Question 12: Got Any Street
Smarts, Wise Guy?
Say
you’re a gutsy designer determined to go into business right out of school.
That’s fantastic, but we hope you weren’t brainwashed by your professors into
thinking that your business is going to be run “by the book,” because here in
the real world it usually doesn’t work that way.
Even if doing it “by the books” has gotten
you everywhere in your nascent career, when it comes to becoming a professional
designer, an over-reliance on education can lead to your demise. At least in
our industry, strict academic types tend to be stiff in spirit and unable to
create, improvise, and invent on the fly—all fairly giant factors in what we
do. Does this mean these designers weren’t talented when they entered school,
or did education somehow play a part in their creative demise? It may be a
combination of the two as, in this day and age, it’s all too easy for anyone to
enroll in a design school, pass a series of tests, and still not be any closer
to being a qualified or even talented designer. There is a reason why some of
the greatest designers never went to design school. A tightly wound internal
curriculum can kill a designer’s creative spark.
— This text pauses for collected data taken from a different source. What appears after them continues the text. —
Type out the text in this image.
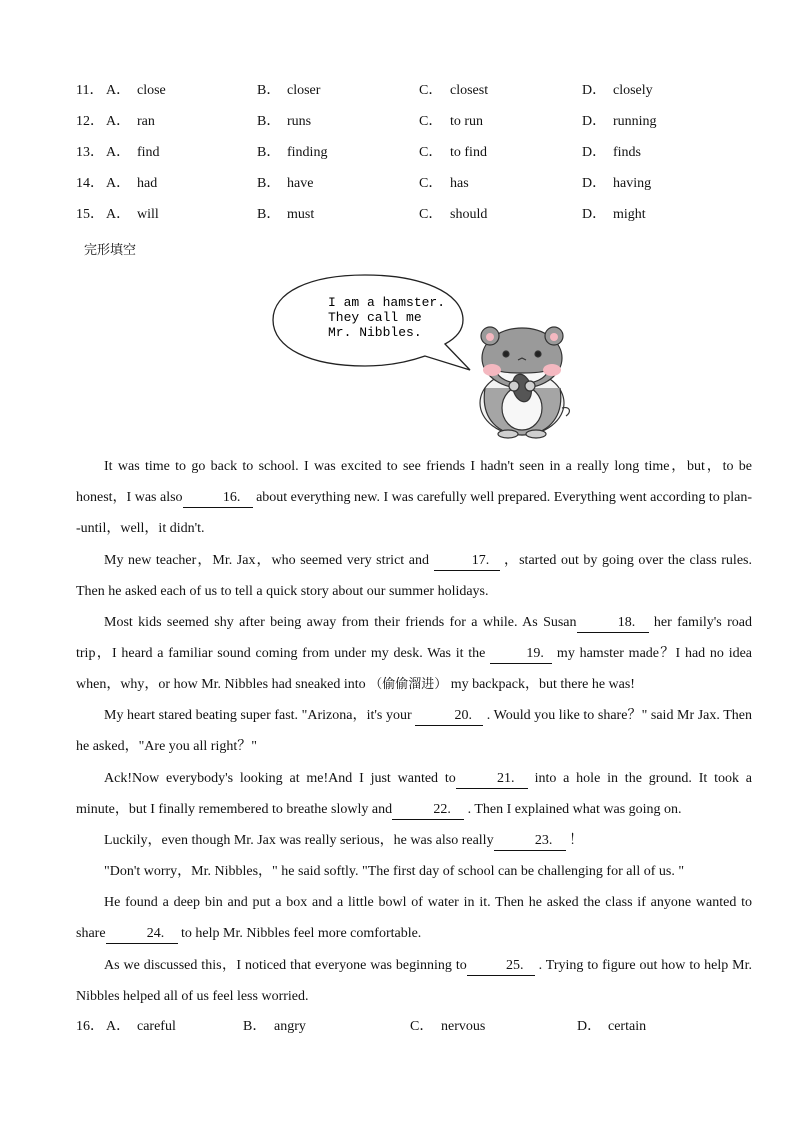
11． A． close	B． closer	C． closest	D． closely
12． A． ran	B． runs	C． to run	D． running
13． A． find	B． finding	C． to find	D． finds
14． A． had	B． have	C． has	D． having
15． A． will	B． must	C． should	D． might
完形填空
I am a hamster.
They call me
Mr. Nibbles.
It was time to go back to school. I was excited to see friends I hadn't seen in a really long time，but，to be honest，I was also	16. about everything new. I was carefully well prepared. Everything went according to plan--until，well，it didn't.
My new teacher，Mr. Jax，who seemed very strict and	17. ，started out by going over the class rules. Then he asked each of us to tell a quick story about our summer holidays.
Most kids seemed shy after being away from their friends for a while. As Susan	18. her family's road trip，I heard a familiar sound coming from under my desk. Was it the	19. my hamster made？I had no idea when，why，or how Mr. Nibbles had sneaked into （偷偷溜进） my backpack，but there he was!
My heart stared beating super fast. "Arizona，it's your	20. . Would you like to share？" said Mr Jax. Then he asked，"Are you all right？"
Ack!Now everybody's looking at me!And I just wanted to	21. into a hole in the ground. It took a minute，but I finally remembered to breathe slowly and	22. . Then I explained what was going on.
Luckily，even though Mr. Jax was really serious，he was also really	23. ！
"Don't worry，Mr. Nibbles，" he said softly. "The first day of school can be challenging for all of us. "
He found a deep bin and put a box and a little bowl of water in it. Then he asked the class if anyone wanted to share	24. to help Mr. Nibbles feel more comfortable.
As we discussed this，I noticed that everyone was beginning to	25. . Trying to figure out how to help Mr. Nibbles helped all of us feel less worried.
16． A． careful	B． angry	C． nervous	D． certain
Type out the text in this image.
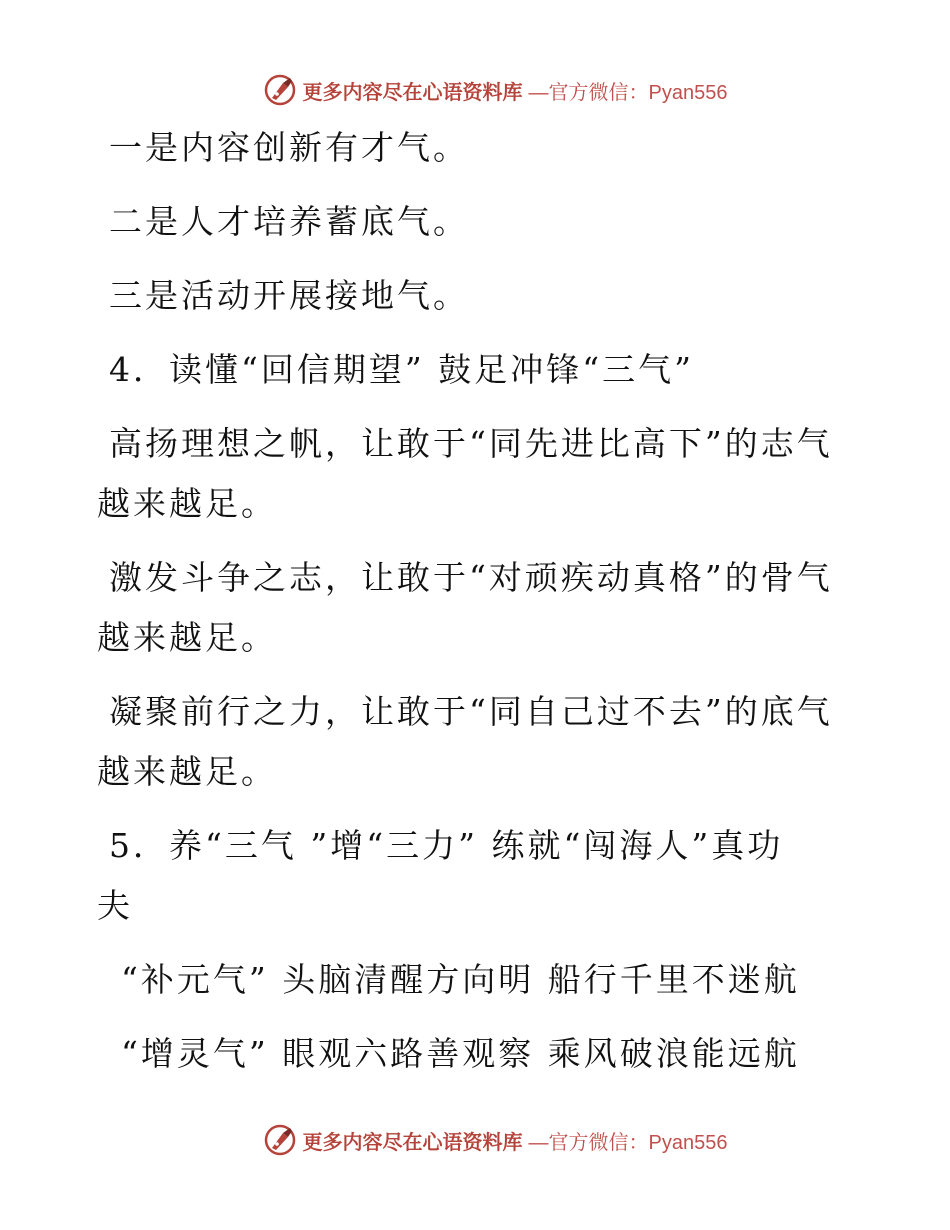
更多内容尽在心语资料库 —官方微信：Pyan556
一是内容创新有才气。
二是人才培养蓄底气。
三是活动开展接地气。
4．读懂“回信期望” 鼓足冲锋“三气”
高扬理想之帆，让敢于“同先进比高下”的志气
越来越足。
激发斗争之志，让敢于“对顽疾动真格”的骨气
越来越足。
凝聚前行之力，让敢于“同自己过不去”的底气
越来越足。
5．养“三气 ”增“三力” 练就“闯海人”真功
夫
“补元气” 头脑清醒方向明 船行千里不迷航
“增灵气” 眼观六路善观察 乘风破浪能远航
更多内容尽在心语资料库 —官方微信：Pyan556
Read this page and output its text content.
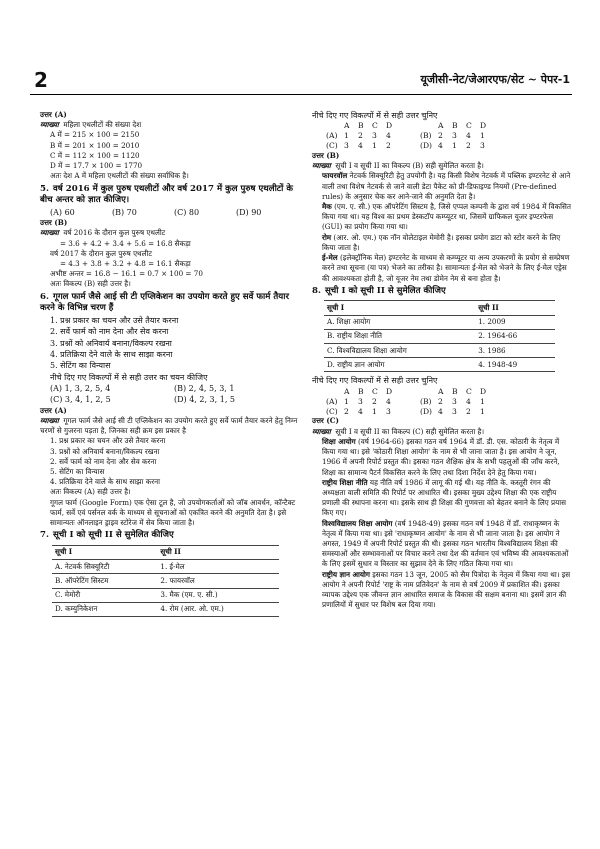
2	यूजीसी-नेट/जेआरएफ/सेट ~ पेपर-1

उत्तर (A)

व्याख्या महिला एथलीटों की संख्या देश

A में = 215 × 100 = 2150

B में = 201 × 100 = 2010

C में = 112 × 100 = 1120

D में = 17.7 × 100 = 1770

अतः देश A में महिला एथलीटों की संख्या सर्वाधिक है।

5. वर्ष 2016 में कुल पुरुष एथलीटों और वर्ष 2017 में कुल पुरुष एथलीटों के बीच अन्तर को ज्ञात कीजिए।

(A) 60	(B) 70	(C) 80	(D) 90

उत्तर (B)

व्याख्या वर्ष 2016 के दौरान कुल पुरुष एथलीट

= 3.6 + 4.2 + 3.4 + 5.6 = 16.8 सैकड़ा

वर्ष 2017 के दौरान कुल पुरुष एथलीट

= 4.3 + 3.8 + 3.2 + 4.8 = 16.1 सैकड़ा

अभीष्ट अन्तर = 16.8 − 16.1 = 0.7 × 100 = 70

अतः विकल्प (B) सही उत्तर है।

6. गूगल फार्म जैसे आई सी टी एप्लिकेशन का उपयोग करते हुए सर्वे फार्म तैयार करने के विभिन्न चरण हैं

1. प्रश्न प्रकार का चयन और उसे तैयार करना

2. सर्वे फार्म को नाम देना और सेव करना

3. प्रश्नों को अनिवार्य बनाना/विकल्प रखना

4. प्रतिक्रिया देने वाले के साथ साझा करना

5. सेटिंग का विन्यास

नीचे दिए गए विकल्पों में से सही उत्तर का चयन कीजिए

(A) 1, 3, 2, 5, 4	(B) 2, 4, 5, 3, 1
(C) 3, 4, 1, 2, 5	(D) 4, 2, 3, 1, 5

उत्तर (A)

व्याख्या गूगल फार्म जैसे आई सी टी एप्लिकेशन का उपयोग करते हुए सर्वे फार्म तैयार करने हेतु निम्न चरणों से गुजरना पड़ता है, जिनका सही क्रम इस प्रकार है

1. प्रश्न प्रकार का चयन और उसे तैयार करना

3. प्रश्नों को अनिवार्य बनाना/विकल्प रखना

2. सर्वे फार्म को नाम देना और सेव करना

5. सेटिंग का विन्यास

4. प्रतिक्रिया देने वाले के साथ साझा करना

अतः विकल्प (A) सही उत्तर है।

गूगल फार्म (Google Form) एक ऐसा टूल है, जो उपयोगकर्ताओं को जॉब आवर्धन, कॉन्टैक्ट फार्म, सर्वे एवं पर्सनल वर्क के माध्यम से सूचनाओं को एकत्रित करने की अनुमति देता है। इसे सामान्यतः ऑनलाइन ड्राइव स्टोरेज में सेव किया जाता है।

7. सूची I को सूची II से सुमेलित कीजिए

सूची I	सूची II
A. नेटवर्क सिक्यूरिटी	1. ई-मेल
B. ऑपरेटिंग सिस्टम	2. फायरवॉल
C. मेमोरी	3. मैक (एम. ए. सी.)
D. कम्युनिकेशन	4. रोम (आर. ओ. एम.)

नीचे दिए गए विकल्पों में से सही उत्तर चुनिए

A	B	C	D	A	B	C	D
(A) 1	2	3	4	(B) 2	3	4	1
(C) 3	4	1	2	(D) 4	1	2	3

उत्तर (B)

व्याख्या सूची I व सूची II का विकल्प (B) सही सुमेलित करता है।

फायरवॉल नेटवर्क सिक्यूरिटी हेतु उपयोगी है। यह किसी विशेष नेटवर्क में पब्लिक इण्टरनेट से आने वाली तथा विशेष नेटवर्क से जाने वाली डेटा पैकेट को प्री-डिफाइण्ड नियमों (Pre-defined rules) के अनुसार चेक कर आने-जाने की अनुमति देता है।

मैक (एम. ए. सी.) एक ऑपरेटिंग सिस्टम है, जिसे एप्पल कम्पनी के द्वारा वर्ष 1984 में विकसित किया गया था। यह विश्व का प्रथम डेस्कटॉप कम्प्यूटर था, जिसमें ग्राफिकल यूजर इण्टरफेस (GUI) का प्रयोग किया गया था।

रोम (आर. ओ. एम.) एक नॉन वोलेटाइल मेमोरी है। इसका प्रयोग डाटा को स्टोर करने के लिए किया जाता है।

ई-मेल (इलेक्ट्रॉनिक मेल) इण्टरनेट के माध्यम से कम्प्यूटर या अन्य उपकरणों के प्रयोग से सम्प्रेषण करने तथा सूचना (या पत्र) भेजने का तरीका है। सामान्यतः ई-मेल को भेजने के लिए ई-मेल एड्रेस की आवश्यकता होती है, जो यूजर नेम तथा डोमेन नेम से बना होता है।

8. सूची I को सूची II से सुमेलित कीजिए

सूची I	सूची II
A. शिक्षा आयोग	1. 2009
B. राष्ट्रीय शिक्षा नीति	2. 1964-66
C. विश्वविद्यालय शिक्षा आयोग	3. 1986
D. राष्ट्रीय ज्ञान आयोग	4. 1948-49

नीचे दिए गए विकल्पों में से सही उत्तर चुनिए

A	B	C	D	A	B	C	D
(A) 1	3	2	4	(B) 2	3	4	1
(C) 2	4	1	3	(D) 4	3	2	1

उत्तर (C)

व्याख्या सूची I व सूची II का विकल्प (C) सही सुमेलित करता है।

शिक्षा आयोग (वर्ष 1964-66) इसका गठन वर्ष 1964 में डॉ. डी. एस. कोठारी के नेतृत्व में किया गया था। इसे 'कोठारी शिक्षा आयोग' के नाम से भी जाना जाता है। इस आयोग ने जून, 1966 में अपनी रिपोर्ट प्रस्तुत की। इसका गठन शैक्षिक क्षेत्र के सभी पहलुओं की जाँच करने, शिक्षा का सामान्य पैटर्न विकसित करने के लिए तथा दिशा निर्देश देने हेतु किया गया।

राष्ट्रीय शिक्षा नीति यह नीति वर्ष 1986 में लागू की गई थी। यह नीति के. कस्तूरी रंगन की अध्यक्षता वाली समिति की रिपोर्ट पर आधारित थी। इसका मुख्य उद्देश्य शिक्षा की एक राष्ट्रीय प्रणाली की स्थापना करना था। इसके साथ ही शिक्षा की गुणवत्ता को बेहतर बनाने के लिए प्रयास किए गए।

विश्वविद्यालय शिक्षा आयोग (वर्ष 1948-49) इसका गठन वर्ष 1948 में डॉ. राधाकृष्णन के नेतृत्व में किया गया था। इसे 'राधाकृष्णन आयोग' के नाम से भी जाना जाता है। इस आयोग ने अगस्त, 1949 में अपनी रिपोर्ट प्रस्तुत की थी। इसका गठन भारतीय विश्वविद्यालय शिक्षा की समस्याओं और सम्भावनाओं पर विचार करने तथा देश की वर्तमान एवं भविष्य की आवश्यकताओं के लिए इसमें सुधार व विस्तार का सुझाव देने के लिए गठित किया गया था।

राष्ट्रीय ज्ञान आयोग इसका गठन 13 जून, 2005 को सैम पित्रोदा के नेतृत्व में किया गया था। इस आयोग ने अपनी रिपोर्ट 'राष्ट्र के नाम प्रतिवेदन' के नाम से वर्ष 2009 में प्रकाशित की। इसका व्यापक उद्देश्य एक जीवन्त ज्ञान आधारित समाज के विकास की सक्षम बनाना था। इसमें ज्ञान की प्रणालियों में सुधार पर विशेष बल दिया गया।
We aren’t saying education is useless. A
solid foundation is important in any career. But, let’s face it, design degrees
can be very misleading. And there are quite a few nasty habits that some
students learn in design school. Let’s just say that, when it comes to the
practice of interior design, often what happens in the classroom should stay in
the classroom.
If you want an example, take a look at the
architecture industry. They’ve gone down this slippery slope. The people you
meet in architecture today often are conventional and unimaginative. Because of
the industry’s tightly bound curriculum, you meet many young architects who
have had all their creativity sucked out of them. They simply learned a
regimented profession by rote over five years and passed the test. How is this
a paradigm for success? The textbook answer: it isn’t.